4 Niemand, die in den krijg dient, wordt ingewikkeld in de handelingen des leeftochts, opdat hij dien moge behagen, die hem tot den krijg aangenomen heeft.
5 En indien ook iemand strijdt, die wordt niet gekroond, zo hij niet wettelijk heeft gestreden.
6 De landman, als hij arbeidt, moet alzo eerst de vruchten genieten.
7 Merk, hetgeen ik zeg; doch de Heere geve u verstand in alle dingen.

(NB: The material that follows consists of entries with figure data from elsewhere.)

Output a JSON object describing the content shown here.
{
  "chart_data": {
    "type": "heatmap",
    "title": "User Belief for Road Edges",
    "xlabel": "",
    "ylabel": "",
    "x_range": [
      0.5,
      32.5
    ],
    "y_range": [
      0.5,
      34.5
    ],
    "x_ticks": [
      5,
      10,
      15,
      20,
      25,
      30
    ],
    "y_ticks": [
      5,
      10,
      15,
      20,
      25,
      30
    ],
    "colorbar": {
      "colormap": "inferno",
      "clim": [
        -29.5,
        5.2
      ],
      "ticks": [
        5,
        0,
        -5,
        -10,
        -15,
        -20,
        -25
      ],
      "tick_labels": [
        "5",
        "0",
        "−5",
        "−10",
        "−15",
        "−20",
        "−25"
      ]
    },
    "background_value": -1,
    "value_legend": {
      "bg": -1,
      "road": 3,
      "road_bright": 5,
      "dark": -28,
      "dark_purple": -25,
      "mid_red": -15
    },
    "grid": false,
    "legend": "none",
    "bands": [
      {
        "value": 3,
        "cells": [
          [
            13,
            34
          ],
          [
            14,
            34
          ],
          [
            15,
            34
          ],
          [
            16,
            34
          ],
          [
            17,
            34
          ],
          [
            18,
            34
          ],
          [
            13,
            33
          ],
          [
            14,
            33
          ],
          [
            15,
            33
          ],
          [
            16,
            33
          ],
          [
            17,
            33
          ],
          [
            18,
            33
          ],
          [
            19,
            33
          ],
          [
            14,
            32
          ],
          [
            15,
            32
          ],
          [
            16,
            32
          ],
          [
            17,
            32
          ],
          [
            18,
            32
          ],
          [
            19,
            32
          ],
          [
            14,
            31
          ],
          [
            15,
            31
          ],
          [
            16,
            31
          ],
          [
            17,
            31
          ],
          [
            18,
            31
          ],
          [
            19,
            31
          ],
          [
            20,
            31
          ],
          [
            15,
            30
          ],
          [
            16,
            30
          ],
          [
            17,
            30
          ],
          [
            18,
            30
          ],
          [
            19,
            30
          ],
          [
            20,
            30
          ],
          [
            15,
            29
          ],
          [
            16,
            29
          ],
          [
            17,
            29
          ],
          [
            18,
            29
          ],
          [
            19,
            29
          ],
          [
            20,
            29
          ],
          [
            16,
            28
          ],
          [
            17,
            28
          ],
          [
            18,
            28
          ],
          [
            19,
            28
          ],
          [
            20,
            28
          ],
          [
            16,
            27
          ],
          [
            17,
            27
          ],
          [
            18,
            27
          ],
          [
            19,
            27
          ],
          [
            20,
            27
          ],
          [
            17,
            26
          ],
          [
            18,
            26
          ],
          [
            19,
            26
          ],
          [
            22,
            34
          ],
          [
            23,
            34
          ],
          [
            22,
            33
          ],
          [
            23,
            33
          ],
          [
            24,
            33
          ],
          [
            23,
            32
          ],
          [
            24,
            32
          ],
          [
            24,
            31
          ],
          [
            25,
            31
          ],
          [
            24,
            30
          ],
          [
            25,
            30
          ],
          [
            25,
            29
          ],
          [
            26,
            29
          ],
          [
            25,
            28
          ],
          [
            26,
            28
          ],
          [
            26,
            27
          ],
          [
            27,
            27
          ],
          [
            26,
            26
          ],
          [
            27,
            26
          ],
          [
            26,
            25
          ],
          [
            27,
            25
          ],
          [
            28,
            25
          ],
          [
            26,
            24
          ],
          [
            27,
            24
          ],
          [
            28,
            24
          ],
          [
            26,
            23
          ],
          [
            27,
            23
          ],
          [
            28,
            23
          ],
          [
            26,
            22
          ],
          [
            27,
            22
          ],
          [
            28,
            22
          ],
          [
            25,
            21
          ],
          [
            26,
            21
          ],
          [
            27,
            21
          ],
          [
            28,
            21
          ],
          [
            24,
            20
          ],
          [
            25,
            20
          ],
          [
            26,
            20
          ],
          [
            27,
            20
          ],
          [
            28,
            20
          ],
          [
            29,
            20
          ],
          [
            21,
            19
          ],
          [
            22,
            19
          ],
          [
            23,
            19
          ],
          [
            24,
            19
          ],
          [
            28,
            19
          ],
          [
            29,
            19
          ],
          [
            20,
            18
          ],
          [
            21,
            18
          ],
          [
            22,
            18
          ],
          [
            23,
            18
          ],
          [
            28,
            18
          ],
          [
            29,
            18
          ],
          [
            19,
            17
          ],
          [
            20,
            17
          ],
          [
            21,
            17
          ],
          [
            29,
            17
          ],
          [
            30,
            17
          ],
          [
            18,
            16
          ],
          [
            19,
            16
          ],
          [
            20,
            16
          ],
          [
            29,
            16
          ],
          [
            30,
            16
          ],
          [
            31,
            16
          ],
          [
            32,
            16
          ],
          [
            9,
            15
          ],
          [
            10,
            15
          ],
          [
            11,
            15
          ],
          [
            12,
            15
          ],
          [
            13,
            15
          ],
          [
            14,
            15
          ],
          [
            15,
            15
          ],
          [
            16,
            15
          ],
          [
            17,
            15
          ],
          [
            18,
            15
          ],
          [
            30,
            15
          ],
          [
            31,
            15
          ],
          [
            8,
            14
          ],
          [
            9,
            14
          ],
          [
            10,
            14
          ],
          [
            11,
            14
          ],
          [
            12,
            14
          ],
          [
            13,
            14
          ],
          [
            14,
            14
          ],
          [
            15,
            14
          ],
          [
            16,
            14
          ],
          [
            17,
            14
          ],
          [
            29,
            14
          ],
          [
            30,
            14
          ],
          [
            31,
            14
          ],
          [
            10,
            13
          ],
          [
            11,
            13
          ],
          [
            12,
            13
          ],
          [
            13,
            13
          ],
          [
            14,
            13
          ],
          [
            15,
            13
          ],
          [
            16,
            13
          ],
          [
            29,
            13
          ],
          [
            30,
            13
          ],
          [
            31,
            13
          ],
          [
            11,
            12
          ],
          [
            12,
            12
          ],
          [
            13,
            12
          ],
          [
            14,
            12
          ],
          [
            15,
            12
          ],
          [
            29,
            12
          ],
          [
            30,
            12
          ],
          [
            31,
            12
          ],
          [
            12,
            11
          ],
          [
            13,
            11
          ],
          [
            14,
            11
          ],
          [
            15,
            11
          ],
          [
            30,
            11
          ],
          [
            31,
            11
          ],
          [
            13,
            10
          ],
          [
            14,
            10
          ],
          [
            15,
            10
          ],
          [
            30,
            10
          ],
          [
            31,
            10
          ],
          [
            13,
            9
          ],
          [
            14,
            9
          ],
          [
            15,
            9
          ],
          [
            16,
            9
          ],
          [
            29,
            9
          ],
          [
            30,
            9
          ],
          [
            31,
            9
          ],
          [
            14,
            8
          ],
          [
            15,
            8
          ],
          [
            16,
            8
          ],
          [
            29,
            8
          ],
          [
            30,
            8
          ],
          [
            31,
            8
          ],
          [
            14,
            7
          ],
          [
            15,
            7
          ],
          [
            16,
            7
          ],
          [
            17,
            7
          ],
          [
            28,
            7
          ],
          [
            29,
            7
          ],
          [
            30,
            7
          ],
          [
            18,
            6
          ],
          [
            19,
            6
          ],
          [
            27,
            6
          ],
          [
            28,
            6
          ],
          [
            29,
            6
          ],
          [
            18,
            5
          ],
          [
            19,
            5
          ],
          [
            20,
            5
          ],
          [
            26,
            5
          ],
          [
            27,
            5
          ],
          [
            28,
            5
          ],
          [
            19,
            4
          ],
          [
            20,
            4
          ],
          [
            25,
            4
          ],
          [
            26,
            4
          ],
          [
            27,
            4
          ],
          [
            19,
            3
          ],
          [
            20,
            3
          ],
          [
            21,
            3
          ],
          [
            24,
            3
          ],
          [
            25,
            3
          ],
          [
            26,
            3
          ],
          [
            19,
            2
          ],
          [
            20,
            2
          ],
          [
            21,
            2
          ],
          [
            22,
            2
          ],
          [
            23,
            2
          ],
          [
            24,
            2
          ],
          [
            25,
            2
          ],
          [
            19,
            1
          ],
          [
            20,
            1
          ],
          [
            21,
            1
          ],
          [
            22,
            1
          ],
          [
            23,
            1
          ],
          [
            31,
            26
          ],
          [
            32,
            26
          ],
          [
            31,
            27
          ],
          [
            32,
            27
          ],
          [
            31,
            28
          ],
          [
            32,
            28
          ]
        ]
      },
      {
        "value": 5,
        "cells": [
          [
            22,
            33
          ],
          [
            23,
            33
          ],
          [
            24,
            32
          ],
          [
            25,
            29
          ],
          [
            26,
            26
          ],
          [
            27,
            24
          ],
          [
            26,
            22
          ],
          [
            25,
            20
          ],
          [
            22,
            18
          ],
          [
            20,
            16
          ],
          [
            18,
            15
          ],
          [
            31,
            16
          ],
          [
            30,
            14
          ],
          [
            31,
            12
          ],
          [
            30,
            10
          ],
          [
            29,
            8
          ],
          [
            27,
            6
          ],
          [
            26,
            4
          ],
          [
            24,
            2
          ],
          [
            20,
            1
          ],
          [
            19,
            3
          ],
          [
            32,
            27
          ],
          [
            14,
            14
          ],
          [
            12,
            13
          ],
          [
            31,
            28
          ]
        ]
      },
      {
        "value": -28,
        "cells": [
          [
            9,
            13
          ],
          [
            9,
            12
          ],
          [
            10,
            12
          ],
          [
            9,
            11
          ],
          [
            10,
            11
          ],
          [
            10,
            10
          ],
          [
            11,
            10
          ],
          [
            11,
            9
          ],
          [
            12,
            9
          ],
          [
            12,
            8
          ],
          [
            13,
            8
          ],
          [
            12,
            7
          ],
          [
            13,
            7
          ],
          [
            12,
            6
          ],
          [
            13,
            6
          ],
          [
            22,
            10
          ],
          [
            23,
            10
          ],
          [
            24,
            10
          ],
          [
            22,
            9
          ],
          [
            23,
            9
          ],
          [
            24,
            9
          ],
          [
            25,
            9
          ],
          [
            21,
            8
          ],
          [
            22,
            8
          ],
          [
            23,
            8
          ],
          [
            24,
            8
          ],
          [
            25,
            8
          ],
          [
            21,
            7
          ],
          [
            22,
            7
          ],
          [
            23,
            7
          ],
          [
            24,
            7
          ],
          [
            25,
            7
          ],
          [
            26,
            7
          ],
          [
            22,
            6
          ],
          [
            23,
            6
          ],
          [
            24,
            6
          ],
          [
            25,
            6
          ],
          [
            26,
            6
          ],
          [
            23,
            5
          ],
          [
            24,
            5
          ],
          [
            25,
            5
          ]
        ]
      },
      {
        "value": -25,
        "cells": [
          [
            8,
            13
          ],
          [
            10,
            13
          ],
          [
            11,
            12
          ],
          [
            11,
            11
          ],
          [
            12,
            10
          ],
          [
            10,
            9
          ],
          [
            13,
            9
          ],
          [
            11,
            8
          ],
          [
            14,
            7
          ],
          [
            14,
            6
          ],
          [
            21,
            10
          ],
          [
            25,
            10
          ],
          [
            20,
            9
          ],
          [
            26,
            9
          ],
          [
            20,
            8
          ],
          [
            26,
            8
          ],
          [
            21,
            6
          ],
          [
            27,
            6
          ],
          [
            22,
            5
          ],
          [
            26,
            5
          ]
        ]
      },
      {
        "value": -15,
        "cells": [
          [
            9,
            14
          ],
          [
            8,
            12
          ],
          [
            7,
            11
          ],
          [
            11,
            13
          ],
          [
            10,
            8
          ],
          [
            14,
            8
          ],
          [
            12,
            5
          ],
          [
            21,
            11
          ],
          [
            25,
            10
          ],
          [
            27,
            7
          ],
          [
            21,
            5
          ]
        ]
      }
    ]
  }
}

8 Houd in gedachtenis, dat Jezus Christus uit de doden is opgewekt, Welke is uit den zade Davids, naar mijn Evangelie;
9 Om hetwelk ik verdrukkingen lijde tot de banden toe, als een kwaaddoener; maar het Woord Gods is niet gebonden.
10 Daarom verdraag ik alles om de uitverkorenen, opdat ook zij de zaligheid zouden verkrijgen, die in Christus Jezus is, met eeuwige heerlijkheid.
11 Dit is een getrouw woord; want indien wij met Hem gestorven zijn, zo zullen wij ook met Hem leven;
12 Indien wij verdragen, wij zullen ook met Hem heersen; indien wij Hem verloochenen, Hij zal ons ook verloochenen;
13 Indien wij ontrouw zijn, Hij blijft getrouw; Hij kan Zichzelven niet verloochenen.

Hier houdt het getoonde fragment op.